The rhubarb plant is indigenous to Asia and many suggest that it was often used by the Mongolians; particularly, the Tatars tribes of the Gobi. The plant has grown wild along the banks of the Volga for centuries; it may have been brought there by Eurasian tribes, such as the Scythians, Huns, Magyars or Mongols.
Varieties of rhubarb have a long history as medicinal plants in traditional Chinese medicine, but the use of rhubarb as food is a relatively recent innovation, first recorded in 17th century England, after affordable sugar became available to common people.
Rhubarb is now grown in many areas, primarily for its fleshy petioles, commonly known as rhubarb sticks or stalks. In temperate climates rhubarb is one of the first food plants to be ready for harvest, usually in mid to late Spring (April/May in the Northern Hemisphere, October/November in the Southern).
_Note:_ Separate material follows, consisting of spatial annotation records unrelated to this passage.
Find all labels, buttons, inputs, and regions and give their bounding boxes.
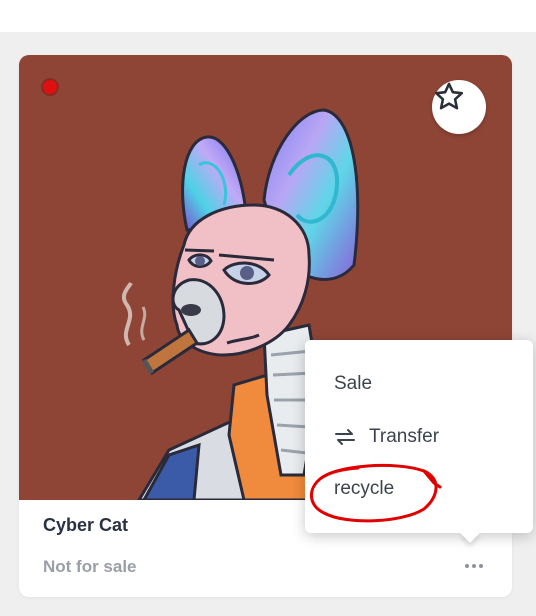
status-dot bbox=[43, 80, 57, 94]
top-bar bbox=[0, 0, 536, 32]
menu-item-transfer[interactable]: Transfer bbox=[334, 422, 439, 452]
favorite-button[interactable] bbox=[432, 80, 486, 134]
sale-status: Not for sale bbox=[43, 557, 137, 576]
more-options-button[interactable] bbox=[456, 555, 492, 577]
more-icon bbox=[465, 564, 483, 568]
menu-item-label: Sale bbox=[334, 373, 373, 394]
red-circle-annotation bbox=[310, 463, 442, 523]
nft-title: Cyber Cat bbox=[43, 515, 129, 535]
transfer-icon bbox=[335, 429, 355, 445]
star-icon bbox=[434, 82, 464, 110]
menu-item-sale[interactable]: Sale bbox=[334, 369, 372, 399]
menu-item-label: Transfer bbox=[369, 426, 440, 447]
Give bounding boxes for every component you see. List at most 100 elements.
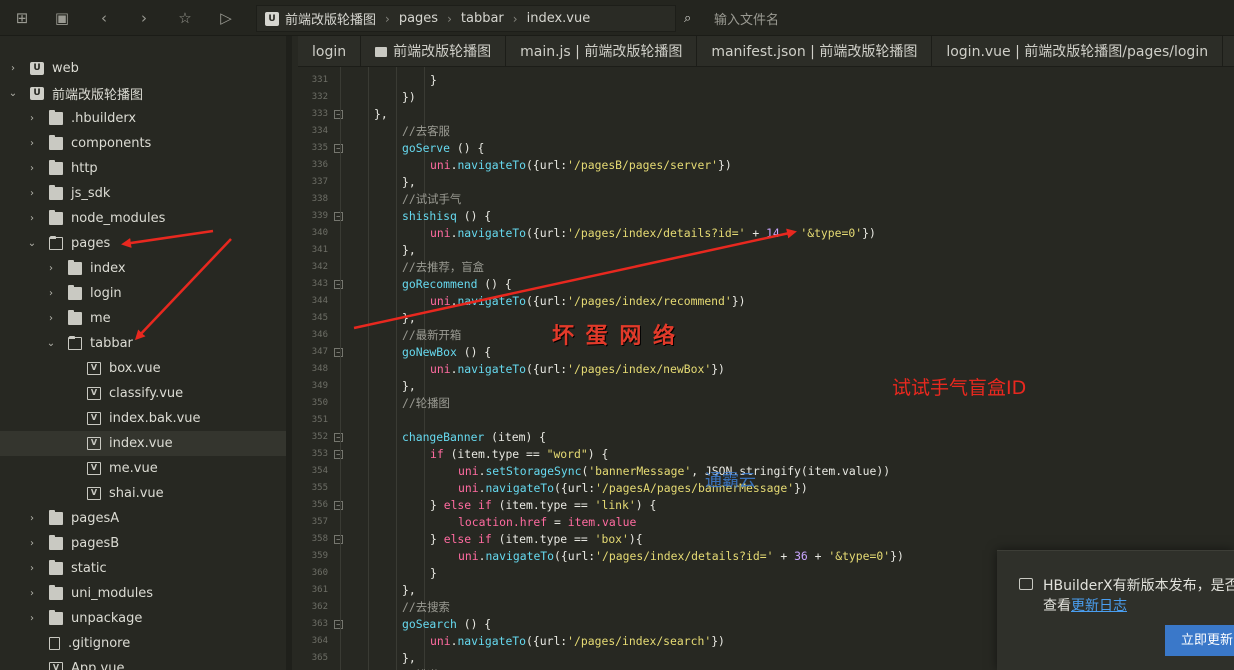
code-line[interactable]: },	[374, 106, 388, 123]
code-line[interactable]: goServe () {	[402, 140, 484, 157]
code-line[interactable]: //去推荐，盲盒	[402, 259, 484, 276]
search-input[interactable]: 输入文件名	[714, 9, 779, 28]
code-line[interactable]: },	[402, 582, 416, 599]
tree-item[interactable]: › pagesB	[0, 531, 286, 556]
chevron-right-icon[interactable]: ›	[46, 313, 56, 324]
code-line[interactable]: uni.setStorageSync('bannerMessage', JSON…	[458, 463, 890, 480]
editor-tab[interactable]: login.vue | 前端改版轮播图/pages/login	[932, 36, 1224, 66]
back-icon[interactable]: ‹	[94, 8, 114, 28]
tree-item[interactable]: › unpackage	[0, 606, 286, 631]
chevron-right-icon[interactable]: ›	[27, 563, 37, 574]
chevron-right-icon[interactable]: ›	[27, 588, 37, 599]
chevron-down-icon[interactable]: ⌄	[27, 238, 37, 249]
chevron-right-icon[interactable]: ›	[46, 263, 56, 274]
code-line[interactable]: //试试手气	[402, 191, 461, 208]
tree-item[interactable]: › uni_modules	[0, 581, 286, 606]
code-line[interactable]: //去搜索	[402, 599, 450, 616]
tree-item[interactable]: Vshai.vue	[0, 481, 286, 506]
fold-toggle-icon[interactable]: −	[334, 110, 343, 119]
breadcrumb-item[interactable]: 前端改版轮播图	[285, 9, 376, 28]
star-icon[interactable]: ☆	[175, 8, 195, 28]
tree-item[interactable]: › me	[0, 306, 286, 331]
fold-toggle-icon[interactable]: −	[334, 144, 343, 153]
chevron-down-icon[interactable]: ⌄	[8, 88, 18, 99]
code-line[interactable]: },	[402, 378, 416, 395]
fold-toggle-icon[interactable]: −	[334, 348, 343, 357]
code-line[interactable]: },	[402, 242, 416, 259]
editor-tab[interactable]: login	[298, 36, 362, 66]
tree-item[interactable]: Vindex.vue	[0, 431, 286, 456]
tree-item[interactable]: › index	[0, 256, 286, 281]
code-line[interactable]: //最新开箱	[402, 327, 461, 344]
tree-item[interactable]: ⌄ pages	[0, 231, 286, 256]
chevron-right-icon[interactable]: ›	[8, 63, 18, 74]
code-line[interactable]: location.href = item.value	[458, 514, 636, 531]
tree-item[interactable]: ⌄ U 前端改版轮播图	[0, 81, 286, 106]
code-line[interactable]: } else if (item.type == 'box'){	[430, 531, 643, 548]
code-line[interactable]: uni.navigateTo({url:'/pages/index/recomm…	[430, 293, 745, 310]
tree-item[interactable]: Vbox.vue	[0, 356, 286, 381]
run-icon[interactable]: ▷	[216, 8, 236, 28]
fold-toggle-icon[interactable]: −	[334, 535, 343, 544]
tree-item[interactable]: ⌄ tabbar	[0, 331, 286, 356]
chevron-right-icon[interactable]: ›	[46, 288, 56, 299]
code-line[interactable]: },	[402, 650, 416, 667]
code-line[interactable]: })	[402, 89, 416, 106]
chevron-right-icon[interactable]: ›	[27, 213, 37, 224]
code-line[interactable]: },	[402, 174, 416, 191]
editor-tab[interactable]: in	[1223, 36, 1234, 66]
file-search[interactable]: ⌕ 输入文件名	[680, 5, 1234, 32]
code-line[interactable]: },	[402, 310, 416, 327]
tree-item[interactable]: › static	[0, 556, 286, 581]
code-line[interactable]: goRecommend () {	[402, 276, 512, 293]
fold-toggle-icon[interactable]: −	[334, 433, 343, 442]
tree-item[interactable]: Vclassify.vue	[0, 381, 286, 406]
code-line[interactable]: if (item.type == "word") {	[430, 446, 608, 463]
chevron-right-icon[interactable]: ›	[27, 513, 37, 524]
new-file-icon[interactable]: ⊞	[12, 8, 32, 28]
code-line[interactable]: shishisq () {	[402, 208, 491, 225]
code-line[interactable]: uni.navigateTo({url:'/pages/index/newBox…	[430, 361, 725, 378]
code-line[interactable]: }	[430, 72, 437, 89]
tree-item[interactable]: › Uweb	[0, 56, 286, 81]
chevron-right-icon[interactable]: ›	[27, 538, 37, 549]
tree-item[interactable]: › .hbuilderx	[0, 106, 286, 131]
chevron-right-icon[interactable]: ›	[27, 113, 37, 124]
fold-toggle-icon[interactable]: −	[334, 620, 343, 629]
chevron-right-icon[interactable]: ›	[27, 613, 37, 624]
tree-item[interactable]: › http	[0, 156, 286, 181]
code-line[interactable]: uni.navigateTo({url:'/pages/index/detail…	[430, 225, 876, 242]
changelog-link[interactable]: 更新日志	[1071, 598, 1127, 614]
breadcrumb-item[interactable]: tabbar	[461, 11, 504, 26]
tree-item[interactable]: Vindex.bak.vue	[0, 406, 286, 431]
editor-tab[interactable]: 前端改版轮播图	[361, 36, 507, 66]
chevron-right-icon[interactable]: ›	[27, 188, 37, 199]
fold-toggle-icon[interactable]: −	[334, 212, 343, 221]
chevron-right-icon[interactable]: ›	[27, 163, 37, 174]
editor-tab[interactable]: manifest.json | 前端改版轮播图	[697, 36, 933, 66]
forward-icon[interactable]: ›	[134, 8, 154, 28]
fold-toggle-icon[interactable]: −	[334, 280, 343, 289]
fold-toggle-icon[interactable]: −	[334, 501, 343, 510]
chevron-down-icon[interactable]: ⌄	[46, 338, 56, 349]
fold-toggle-icon[interactable]: −	[334, 450, 343, 459]
chevron-right-icon[interactable]: ›	[27, 138, 37, 149]
tree-item[interactable]: › login	[0, 281, 286, 306]
update-now-button[interactable]: 立即更新	[1165, 625, 1234, 656]
tree-item[interactable]: › node_modules	[0, 206, 286, 231]
save-icon[interactable]: ▣	[52, 8, 72, 28]
breadcrumb-item[interactable]: index.vue	[527, 11, 591, 26]
tree-item[interactable]: V App.vue	[0, 656, 286, 670]
editor-tab[interactable]: main.js | 前端改版轮播图	[506, 36, 698, 66]
breadcrumb-item[interactable]: pages	[399, 11, 438, 26]
tree-item[interactable]: Vme.vue	[0, 456, 286, 481]
code-line[interactable]: goNewBox () {	[402, 344, 491, 361]
code-line[interactable]: changeBanner (item) {	[402, 429, 546, 446]
tree-item[interactable]: › pagesA	[0, 506, 286, 531]
code-line[interactable]: }	[430, 565, 437, 582]
code-line[interactable]: uni.navigateTo({url:'/pages/index/detail…	[458, 548, 904, 565]
tree-item[interactable]: .gitignore	[0, 631, 286, 656]
code-line[interactable]: uni.navigateTo({url:'/pagesB/pages/serve…	[430, 157, 732, 174]
tree-item[interactable]: › js_sdk	[0, 181, 286, 206]
code-line[interactable]: uni.navigateTo({url:'/pages/index/search…	[430, 633, 725, 650]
The stalks can be cooked in a variety of ways. Stewed, they yield a tart sauce that can be eaten with sugar and other stewed fruit or used as filling for pies, tarts, and crumbles. This common use led to the slang term for rhubarb, "pie plant". In Germany, this slang term is also used; the common name being Rhabarber in German. Cooked with strawberries as a sweetener, rhubarb makes excellent jam. It can also be used to make wine. Recently, it has been used in cake.
In warm climates, rhubarb will grow all year round, but in colder climates the parts of the plant above the ground disappear completely during winter, and begin to grow again from the root in early spring. It can be forced, that is, encouraged to grow early, by raising the local temperature. This is commonly done by placing an upturned bucket over the shoots as they come up.